In a recent interview with Variety, Yeoh talked about the hot dog hands and how she inadvertently left bruises on Curtis during their love scene because of them. The scene in question was meant to read as a glorious rush of love and affection to stand apart from the fighting and violence seen throughout the bulk of the film, as well as an antidote to Jobu Tupaki's temptation toward misanthropy and meaninglessness. Love conquers all in the world of "Everything Everywhere," and Yeoh's and Curtis' hot dog hand romance had to reflect that. Says Yeoh:

"The hot dog scene is the most beautiful love story in that universe. We had these hot dog fingers. This is where I believe that filmmaking is a complete collaboration on all the different levels. It's never about one person or two people or whatever it is. It is a true collaboration. And when you work with someone like Jamie, we looked at one another and said, 'Let's go for it.'"

Their mutual enthusiasm agreed upon, Curtis and Yeoh did indeed go for it, but ultimately to an unexpectedly harmful degree. Yeoh recalls seeing Curtis the following day with some battle damage: 

"This is the scene where we're going at it with our hot dog fingers, and those things are like hoses. They're made to fit, but they're made of silicone. The next day she came back and was covered in bruises and I asked her if she had had an accident. She had all these bruises on her thighs from just going for it."

The weight of silicone

It's worth remembering that silicone, a common substance used in practical body effects, is quite heavy. It can weigh, at room temperature, 2.330 g/cm³. Calculating that out, a pound of silicone is about the size of an average bar of soap. Yeoh and Curtis, then, were likely wearing about two or three extra pounds of weight per finger with their enormous hot dog hands. Silicone is soft and fleshy, but its heft appeared to be an issue for Curtis and Yeoh, and pawing about with the prosthesis willy-nilly could easily have left bruises.

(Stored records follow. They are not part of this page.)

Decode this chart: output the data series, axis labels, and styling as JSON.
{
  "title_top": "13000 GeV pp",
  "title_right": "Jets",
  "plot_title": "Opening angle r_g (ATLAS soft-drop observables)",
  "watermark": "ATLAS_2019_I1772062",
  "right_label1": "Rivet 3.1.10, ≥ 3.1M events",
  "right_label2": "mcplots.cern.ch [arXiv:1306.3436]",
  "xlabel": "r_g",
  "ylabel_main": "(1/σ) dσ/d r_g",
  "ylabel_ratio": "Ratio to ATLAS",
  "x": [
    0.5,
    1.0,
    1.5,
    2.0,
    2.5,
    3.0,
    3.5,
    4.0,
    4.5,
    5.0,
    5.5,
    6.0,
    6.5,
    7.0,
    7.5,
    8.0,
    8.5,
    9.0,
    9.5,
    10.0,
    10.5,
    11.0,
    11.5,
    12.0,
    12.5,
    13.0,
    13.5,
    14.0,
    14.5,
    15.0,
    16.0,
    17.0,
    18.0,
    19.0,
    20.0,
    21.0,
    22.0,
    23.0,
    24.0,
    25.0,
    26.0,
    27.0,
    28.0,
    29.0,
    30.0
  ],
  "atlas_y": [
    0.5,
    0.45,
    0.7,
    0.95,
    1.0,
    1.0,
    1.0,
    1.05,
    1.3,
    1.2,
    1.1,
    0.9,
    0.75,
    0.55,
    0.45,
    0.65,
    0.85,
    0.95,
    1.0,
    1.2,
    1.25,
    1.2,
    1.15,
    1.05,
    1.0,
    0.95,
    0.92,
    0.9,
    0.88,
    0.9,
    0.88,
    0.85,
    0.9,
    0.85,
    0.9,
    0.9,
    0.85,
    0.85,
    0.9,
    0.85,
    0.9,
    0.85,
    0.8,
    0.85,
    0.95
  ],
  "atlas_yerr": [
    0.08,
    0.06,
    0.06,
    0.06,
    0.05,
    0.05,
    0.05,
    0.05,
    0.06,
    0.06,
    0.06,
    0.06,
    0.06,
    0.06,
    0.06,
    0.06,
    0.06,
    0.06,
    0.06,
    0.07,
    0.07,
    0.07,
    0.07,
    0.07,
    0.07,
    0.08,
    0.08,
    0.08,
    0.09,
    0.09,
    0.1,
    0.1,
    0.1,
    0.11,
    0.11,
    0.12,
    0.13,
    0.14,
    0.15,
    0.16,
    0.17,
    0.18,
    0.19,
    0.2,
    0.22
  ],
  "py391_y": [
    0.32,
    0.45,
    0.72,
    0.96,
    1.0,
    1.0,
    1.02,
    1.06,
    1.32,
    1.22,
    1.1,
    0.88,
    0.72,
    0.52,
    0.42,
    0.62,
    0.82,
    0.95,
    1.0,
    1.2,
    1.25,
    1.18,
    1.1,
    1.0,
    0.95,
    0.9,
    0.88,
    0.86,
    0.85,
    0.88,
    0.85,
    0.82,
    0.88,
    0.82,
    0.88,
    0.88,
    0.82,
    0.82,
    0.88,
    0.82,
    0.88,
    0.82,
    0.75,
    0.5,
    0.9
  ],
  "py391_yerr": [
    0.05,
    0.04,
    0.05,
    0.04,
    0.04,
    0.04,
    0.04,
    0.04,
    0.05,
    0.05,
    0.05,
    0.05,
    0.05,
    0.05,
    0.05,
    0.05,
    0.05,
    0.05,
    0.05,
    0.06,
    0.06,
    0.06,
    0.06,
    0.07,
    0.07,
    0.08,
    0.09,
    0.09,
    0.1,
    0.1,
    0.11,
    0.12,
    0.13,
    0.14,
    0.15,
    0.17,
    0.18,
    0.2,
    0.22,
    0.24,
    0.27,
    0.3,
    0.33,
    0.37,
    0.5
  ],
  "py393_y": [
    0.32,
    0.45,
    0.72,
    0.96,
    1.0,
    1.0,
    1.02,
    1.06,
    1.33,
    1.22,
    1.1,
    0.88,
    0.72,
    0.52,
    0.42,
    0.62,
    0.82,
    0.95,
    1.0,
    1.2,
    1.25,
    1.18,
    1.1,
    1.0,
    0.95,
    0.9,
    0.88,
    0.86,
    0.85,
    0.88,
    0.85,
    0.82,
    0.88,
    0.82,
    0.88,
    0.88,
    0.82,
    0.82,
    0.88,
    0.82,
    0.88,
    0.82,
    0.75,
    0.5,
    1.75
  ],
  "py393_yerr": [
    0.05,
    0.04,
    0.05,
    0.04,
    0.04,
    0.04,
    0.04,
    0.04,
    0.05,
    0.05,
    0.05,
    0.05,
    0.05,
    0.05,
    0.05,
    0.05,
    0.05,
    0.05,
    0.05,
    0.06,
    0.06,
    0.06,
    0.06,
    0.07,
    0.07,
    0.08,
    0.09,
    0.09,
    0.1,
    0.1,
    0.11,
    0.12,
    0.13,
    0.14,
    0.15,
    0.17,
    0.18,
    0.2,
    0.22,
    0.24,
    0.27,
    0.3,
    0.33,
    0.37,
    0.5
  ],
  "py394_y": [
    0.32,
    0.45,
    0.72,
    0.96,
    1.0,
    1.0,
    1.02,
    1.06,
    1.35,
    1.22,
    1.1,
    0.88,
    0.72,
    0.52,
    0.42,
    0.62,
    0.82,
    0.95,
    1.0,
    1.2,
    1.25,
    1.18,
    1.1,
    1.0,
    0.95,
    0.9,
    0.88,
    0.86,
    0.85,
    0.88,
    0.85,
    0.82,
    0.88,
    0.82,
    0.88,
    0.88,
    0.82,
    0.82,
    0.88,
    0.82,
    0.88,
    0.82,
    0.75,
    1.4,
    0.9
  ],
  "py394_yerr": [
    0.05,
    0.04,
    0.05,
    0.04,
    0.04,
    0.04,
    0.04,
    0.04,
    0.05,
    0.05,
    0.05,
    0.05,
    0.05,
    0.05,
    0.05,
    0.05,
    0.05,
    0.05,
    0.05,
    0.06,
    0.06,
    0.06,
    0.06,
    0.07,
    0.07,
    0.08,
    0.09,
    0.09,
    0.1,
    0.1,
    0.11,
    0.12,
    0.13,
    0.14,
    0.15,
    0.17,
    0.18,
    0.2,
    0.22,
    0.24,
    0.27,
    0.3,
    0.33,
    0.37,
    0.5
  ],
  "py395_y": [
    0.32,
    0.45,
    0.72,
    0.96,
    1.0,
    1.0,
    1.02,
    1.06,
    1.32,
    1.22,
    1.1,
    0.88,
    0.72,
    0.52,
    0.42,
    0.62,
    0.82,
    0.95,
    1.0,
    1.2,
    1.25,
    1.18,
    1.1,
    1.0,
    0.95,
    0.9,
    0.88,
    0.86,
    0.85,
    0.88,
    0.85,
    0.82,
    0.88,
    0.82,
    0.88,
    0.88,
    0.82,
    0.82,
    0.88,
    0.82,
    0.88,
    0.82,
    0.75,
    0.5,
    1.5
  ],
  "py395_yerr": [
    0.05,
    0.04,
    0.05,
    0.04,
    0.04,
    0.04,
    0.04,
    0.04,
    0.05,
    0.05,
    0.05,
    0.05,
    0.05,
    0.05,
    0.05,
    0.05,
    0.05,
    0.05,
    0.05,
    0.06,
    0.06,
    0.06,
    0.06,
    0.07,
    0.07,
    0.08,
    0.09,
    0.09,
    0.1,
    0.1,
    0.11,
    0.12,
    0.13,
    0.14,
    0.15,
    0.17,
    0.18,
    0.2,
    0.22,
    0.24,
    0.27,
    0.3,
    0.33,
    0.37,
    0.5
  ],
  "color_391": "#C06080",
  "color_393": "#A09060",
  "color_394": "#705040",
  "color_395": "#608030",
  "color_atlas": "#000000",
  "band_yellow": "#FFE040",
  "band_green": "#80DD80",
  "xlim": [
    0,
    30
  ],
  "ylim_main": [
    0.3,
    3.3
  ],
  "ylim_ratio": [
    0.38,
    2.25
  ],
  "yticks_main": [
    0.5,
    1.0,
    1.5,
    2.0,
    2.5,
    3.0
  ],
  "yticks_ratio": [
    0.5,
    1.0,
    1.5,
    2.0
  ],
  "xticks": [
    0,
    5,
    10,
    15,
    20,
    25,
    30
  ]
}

A viewer can see how cumbersome the hands are, as the hot dog fingers seem largely out of control. 

Curtis may have arrived on set the next day with bruises on her legs, but Yeoh doesn't speak to any injuries she might have sustained, hot dog fingers, fighting or otherwise. Yeoh, however, has an extensive career as an on-screen fighter (she even finds herself in a version of her own life in one of "Everything's" parallel universes), so perhaps had a better time of avoiding attacks from Curtis. 

"Everything Everywhere All at Once" is currently playing in select theaters, and is available for rent for $19.99 on various rental platforms. It will be available on Blu-ray on July 5, 2022.